There have been reports of US teams landing in Dacca and moving to Cox’s bazar. It is possible that they are there to support the largely Christian Kuki-Chin rebels of Myanmar currently battling the Myanmar army, hoping to bring about a regime change. The US intent appears to be to interrupt the Chinese backed CMEC (China Myanmar Economic Corridor). Bangladesh ports overlook the Rakhine region of Myanmar where the CMEC emerges. India and China both have close ties with the current Myanmar leadership and hence do not support regime change.           

New Delhi has been regularly conveying its displeasure to Bangladesh on actions impacting India’s security as also attacks on minorities. The last high-level interactions, held in Bangkok, involved NSAs, EAMs and the PMs. These were utilized to convey warnings to Bangladesh that India could retaliate in case its core concerns are not addressed. While India kept hinting about acting, Bangladesh continued taking it for granted, certain it could play the China card.

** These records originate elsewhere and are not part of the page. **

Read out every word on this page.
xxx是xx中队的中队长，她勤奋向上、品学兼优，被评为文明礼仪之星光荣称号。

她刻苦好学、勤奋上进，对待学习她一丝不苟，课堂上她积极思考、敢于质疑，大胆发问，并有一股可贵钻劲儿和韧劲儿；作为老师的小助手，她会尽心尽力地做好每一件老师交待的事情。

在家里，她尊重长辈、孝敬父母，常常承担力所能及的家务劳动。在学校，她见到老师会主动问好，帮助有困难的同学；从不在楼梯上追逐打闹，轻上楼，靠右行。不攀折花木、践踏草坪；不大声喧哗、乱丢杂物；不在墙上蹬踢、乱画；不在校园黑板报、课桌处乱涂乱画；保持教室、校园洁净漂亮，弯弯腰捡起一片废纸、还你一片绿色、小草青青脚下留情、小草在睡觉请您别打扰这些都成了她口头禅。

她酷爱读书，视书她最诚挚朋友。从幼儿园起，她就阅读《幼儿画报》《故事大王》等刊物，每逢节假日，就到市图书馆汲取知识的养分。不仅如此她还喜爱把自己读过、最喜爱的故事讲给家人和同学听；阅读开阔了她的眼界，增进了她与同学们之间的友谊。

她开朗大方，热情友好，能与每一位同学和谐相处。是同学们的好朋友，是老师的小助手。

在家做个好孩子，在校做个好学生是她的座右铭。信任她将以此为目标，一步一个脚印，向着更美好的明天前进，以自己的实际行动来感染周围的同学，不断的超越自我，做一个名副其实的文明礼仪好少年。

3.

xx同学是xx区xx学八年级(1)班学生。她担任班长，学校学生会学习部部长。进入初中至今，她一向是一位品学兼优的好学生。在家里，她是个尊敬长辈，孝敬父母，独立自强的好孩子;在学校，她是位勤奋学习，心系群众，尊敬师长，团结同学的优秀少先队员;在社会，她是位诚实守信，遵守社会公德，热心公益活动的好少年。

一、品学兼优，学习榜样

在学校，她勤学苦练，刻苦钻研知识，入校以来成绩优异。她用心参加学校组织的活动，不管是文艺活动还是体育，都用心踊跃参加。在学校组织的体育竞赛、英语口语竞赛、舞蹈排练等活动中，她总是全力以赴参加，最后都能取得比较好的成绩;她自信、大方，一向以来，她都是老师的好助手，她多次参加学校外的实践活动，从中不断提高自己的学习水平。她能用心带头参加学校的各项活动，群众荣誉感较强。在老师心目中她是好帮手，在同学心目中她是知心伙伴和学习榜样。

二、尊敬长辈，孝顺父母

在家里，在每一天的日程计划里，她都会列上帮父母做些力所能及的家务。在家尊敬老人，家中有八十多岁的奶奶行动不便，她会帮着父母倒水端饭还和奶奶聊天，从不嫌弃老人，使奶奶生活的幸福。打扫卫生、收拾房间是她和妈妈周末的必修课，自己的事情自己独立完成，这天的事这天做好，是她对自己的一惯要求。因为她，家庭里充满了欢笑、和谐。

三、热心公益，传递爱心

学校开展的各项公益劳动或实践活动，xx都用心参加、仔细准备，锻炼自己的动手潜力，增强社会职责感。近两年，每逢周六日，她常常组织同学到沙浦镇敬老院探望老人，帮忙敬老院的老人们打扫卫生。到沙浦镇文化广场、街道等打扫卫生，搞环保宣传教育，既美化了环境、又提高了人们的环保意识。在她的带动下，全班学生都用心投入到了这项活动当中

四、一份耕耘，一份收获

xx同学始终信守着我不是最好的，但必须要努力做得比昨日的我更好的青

          India’s first warning shot was stopping free transshipment facility for Bangladesh, granted during COVID, enabling them to export goods to third countries via Indian ports, and airports without payment. India had also provided Bangladeshi goods tariff-free access to Indian markets.

India has multiple cards up its sleeve. Each could impact Bangladesh adversely. After all, it is surrounded by India. New Delhi too wishes to avoid another emerging Pakistan front. Taking the hint should be enough for Dacca. The question is whether it would?